A: I am not sure I understand what you mean by the desire to have the ‘jaw front profile less angular and also deeper’. I would need a better explanation to be sure what you see. But looking at your pictures, I think you mean that the chin is pointy (rather than square) and the jawline from the chin angles back sharply as opposed to being more square and vertically longer. The angular chin/jaw line is more associated with females while the square and broader chin is associated with a stronger male look. This could be improved by geniomandibular groove implants that fit on the bottom of the chin and go back to the anterior body of the mandible. They can be used to widen the chin as well as provide structure at the turn of the chin into the jawline so that there is a stronger jawline appearance. This is done through a submental incision and the two implant halfs are assembled into a unified implant with screws once into place. How close or separated they are in the midline affects how much the chin width is increased.
Dr. Barry Eppley
Indianapolis, Indiana
Q: Dr. Eppley, I am interested in trying to make my face more symmetric. My main problem is around my eyes and they are not even. One eye is definitely higher than the other one or it could be that one eye is lower than the other. I am not sure which eye is the right one, all I know is that they are different. I think though that the left eye is too high as I like where the right eye is as it sits on my face. I have attached a front picture for you see what I mean. Is there anyway to make the eyes more even?

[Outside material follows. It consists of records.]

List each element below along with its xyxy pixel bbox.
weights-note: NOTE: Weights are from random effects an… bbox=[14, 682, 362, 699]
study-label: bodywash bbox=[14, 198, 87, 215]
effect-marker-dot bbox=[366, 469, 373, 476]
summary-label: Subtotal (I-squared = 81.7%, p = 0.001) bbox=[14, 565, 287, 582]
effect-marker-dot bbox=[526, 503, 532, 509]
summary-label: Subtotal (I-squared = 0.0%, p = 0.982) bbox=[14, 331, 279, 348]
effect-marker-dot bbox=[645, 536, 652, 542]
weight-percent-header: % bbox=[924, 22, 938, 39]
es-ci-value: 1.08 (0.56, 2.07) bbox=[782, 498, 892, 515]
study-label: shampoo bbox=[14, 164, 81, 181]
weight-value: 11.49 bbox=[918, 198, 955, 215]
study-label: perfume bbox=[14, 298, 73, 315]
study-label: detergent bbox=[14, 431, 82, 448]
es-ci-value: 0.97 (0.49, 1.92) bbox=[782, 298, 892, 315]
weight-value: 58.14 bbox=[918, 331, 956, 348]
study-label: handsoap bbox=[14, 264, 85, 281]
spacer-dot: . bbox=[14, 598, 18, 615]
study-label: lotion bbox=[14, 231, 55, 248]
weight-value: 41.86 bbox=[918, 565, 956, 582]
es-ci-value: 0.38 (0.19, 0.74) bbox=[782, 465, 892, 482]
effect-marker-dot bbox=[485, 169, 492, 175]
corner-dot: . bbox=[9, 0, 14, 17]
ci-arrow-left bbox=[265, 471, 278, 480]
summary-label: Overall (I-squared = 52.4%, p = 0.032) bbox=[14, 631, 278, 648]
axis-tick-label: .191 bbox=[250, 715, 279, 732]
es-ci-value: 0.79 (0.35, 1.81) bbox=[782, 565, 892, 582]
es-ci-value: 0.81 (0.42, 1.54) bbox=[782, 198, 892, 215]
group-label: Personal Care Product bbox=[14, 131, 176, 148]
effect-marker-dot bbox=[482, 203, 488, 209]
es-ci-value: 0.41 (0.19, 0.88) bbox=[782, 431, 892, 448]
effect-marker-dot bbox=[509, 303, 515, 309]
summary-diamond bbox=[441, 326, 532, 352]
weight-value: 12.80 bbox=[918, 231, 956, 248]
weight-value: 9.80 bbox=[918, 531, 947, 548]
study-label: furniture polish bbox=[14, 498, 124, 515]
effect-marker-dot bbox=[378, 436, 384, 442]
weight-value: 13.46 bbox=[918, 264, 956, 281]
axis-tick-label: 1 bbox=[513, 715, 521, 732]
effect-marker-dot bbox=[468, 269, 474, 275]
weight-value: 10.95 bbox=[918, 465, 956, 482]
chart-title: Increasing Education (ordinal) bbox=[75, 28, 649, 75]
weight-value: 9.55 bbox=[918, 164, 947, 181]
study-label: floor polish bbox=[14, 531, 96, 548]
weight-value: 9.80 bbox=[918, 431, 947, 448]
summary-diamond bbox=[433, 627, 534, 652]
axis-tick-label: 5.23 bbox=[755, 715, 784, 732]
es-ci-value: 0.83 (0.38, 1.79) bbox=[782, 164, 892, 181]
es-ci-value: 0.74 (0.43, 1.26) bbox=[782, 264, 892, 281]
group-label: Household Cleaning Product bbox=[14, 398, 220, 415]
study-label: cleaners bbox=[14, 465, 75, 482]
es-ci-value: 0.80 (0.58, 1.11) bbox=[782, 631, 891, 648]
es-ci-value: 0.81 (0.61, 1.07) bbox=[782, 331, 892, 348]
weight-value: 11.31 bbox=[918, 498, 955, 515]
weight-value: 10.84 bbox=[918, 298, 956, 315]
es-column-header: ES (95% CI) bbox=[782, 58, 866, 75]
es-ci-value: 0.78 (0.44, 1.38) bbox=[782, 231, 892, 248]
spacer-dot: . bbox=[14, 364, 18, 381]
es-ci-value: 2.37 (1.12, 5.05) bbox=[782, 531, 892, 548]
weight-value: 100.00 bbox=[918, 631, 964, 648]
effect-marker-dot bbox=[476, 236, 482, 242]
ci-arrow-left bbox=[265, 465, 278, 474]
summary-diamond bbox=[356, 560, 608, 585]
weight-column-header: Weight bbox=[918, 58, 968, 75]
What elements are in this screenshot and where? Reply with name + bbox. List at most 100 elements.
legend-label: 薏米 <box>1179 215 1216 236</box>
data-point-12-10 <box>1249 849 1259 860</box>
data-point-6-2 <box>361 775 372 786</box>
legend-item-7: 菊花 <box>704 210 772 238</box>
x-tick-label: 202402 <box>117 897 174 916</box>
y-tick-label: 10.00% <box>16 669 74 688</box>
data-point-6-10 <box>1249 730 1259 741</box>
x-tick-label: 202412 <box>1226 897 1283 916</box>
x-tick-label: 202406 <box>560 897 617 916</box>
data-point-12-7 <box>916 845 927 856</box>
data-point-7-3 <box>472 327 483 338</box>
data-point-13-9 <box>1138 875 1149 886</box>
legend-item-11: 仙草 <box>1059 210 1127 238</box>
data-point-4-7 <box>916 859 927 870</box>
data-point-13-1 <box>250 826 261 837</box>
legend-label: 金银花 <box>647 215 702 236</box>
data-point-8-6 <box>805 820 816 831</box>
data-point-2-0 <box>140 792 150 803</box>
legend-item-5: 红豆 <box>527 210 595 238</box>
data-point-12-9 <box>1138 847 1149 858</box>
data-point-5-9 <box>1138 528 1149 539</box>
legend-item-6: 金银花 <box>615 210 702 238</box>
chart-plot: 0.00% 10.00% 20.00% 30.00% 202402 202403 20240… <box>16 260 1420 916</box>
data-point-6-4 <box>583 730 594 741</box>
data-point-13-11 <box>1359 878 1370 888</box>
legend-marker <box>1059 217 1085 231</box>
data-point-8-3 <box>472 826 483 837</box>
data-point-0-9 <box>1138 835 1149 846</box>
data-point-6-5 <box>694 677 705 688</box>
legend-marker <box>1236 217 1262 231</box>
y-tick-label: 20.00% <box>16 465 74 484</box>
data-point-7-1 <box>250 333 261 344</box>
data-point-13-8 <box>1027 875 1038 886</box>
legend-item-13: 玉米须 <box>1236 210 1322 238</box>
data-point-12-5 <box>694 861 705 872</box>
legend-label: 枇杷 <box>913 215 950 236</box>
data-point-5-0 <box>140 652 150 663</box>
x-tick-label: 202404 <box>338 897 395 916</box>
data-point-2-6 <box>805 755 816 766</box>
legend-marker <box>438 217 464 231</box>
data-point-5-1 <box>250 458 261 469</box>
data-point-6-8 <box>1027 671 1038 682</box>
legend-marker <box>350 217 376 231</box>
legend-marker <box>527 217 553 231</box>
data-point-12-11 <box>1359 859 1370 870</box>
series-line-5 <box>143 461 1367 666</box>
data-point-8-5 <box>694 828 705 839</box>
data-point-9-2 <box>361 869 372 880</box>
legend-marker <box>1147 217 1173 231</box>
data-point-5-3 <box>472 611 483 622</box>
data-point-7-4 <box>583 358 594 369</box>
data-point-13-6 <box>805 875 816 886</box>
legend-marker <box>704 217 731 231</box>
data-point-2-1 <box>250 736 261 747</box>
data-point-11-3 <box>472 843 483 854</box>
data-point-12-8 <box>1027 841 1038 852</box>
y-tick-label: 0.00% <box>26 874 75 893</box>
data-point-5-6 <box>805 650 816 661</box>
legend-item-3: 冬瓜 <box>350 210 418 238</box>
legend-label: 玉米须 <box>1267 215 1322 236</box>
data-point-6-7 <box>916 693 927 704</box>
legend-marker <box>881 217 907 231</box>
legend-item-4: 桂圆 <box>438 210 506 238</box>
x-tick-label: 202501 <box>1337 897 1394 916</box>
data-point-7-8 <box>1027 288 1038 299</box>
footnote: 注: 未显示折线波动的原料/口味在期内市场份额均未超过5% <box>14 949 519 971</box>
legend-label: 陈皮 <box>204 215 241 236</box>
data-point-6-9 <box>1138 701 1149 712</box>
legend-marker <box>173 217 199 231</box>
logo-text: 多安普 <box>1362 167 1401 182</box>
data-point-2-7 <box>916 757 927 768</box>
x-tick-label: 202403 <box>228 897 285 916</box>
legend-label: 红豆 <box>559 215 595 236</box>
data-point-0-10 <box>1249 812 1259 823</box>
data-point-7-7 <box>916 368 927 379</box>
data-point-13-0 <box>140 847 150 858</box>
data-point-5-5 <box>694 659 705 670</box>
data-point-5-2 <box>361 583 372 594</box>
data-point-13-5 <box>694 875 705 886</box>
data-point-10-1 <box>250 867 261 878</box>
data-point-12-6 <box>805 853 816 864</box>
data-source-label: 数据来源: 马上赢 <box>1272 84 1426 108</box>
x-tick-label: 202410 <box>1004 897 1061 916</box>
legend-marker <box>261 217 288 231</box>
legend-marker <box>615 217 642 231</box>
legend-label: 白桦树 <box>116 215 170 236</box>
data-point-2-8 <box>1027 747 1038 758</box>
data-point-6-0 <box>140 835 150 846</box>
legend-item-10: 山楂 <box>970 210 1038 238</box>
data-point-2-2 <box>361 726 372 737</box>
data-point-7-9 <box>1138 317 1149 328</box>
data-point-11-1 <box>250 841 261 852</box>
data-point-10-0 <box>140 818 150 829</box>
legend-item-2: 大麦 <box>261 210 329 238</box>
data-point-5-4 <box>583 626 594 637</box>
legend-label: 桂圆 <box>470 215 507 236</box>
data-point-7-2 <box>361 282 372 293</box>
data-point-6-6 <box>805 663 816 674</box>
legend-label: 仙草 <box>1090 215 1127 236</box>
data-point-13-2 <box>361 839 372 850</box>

A:I would have to say that the vast majority of your facial asymmetry is based in the eye area as you know by looking at your pictures. The position of the two orbits/eyes is the most striking issue. Either eye position is acceptable but it is just that they are different and they are side by side. While one can have a debate about which one is the ‘goal’ to achieve (the good looking one), that discussion is largely irrelevant since you really can not correct one fully to be level with the other. Their differences are too great. The left eye can not really be brought down as far as the right and the right can not be brought up as far as the left. They are also lid issues with those movements, particularly the position of the medial and lateral canthi.
That being said, the only approach I envision that could work is a combination of making changes on both eyes, build up the floor on the right orbit and drop the left eye down. Each could be moved 2 to 3mms and together this ‘ying and yang’ approach could overcome the 5 to 5mm difference that currently exists in the horizontal pupillary levels. This may not create perfect orbital symmetry but it would be an improvement.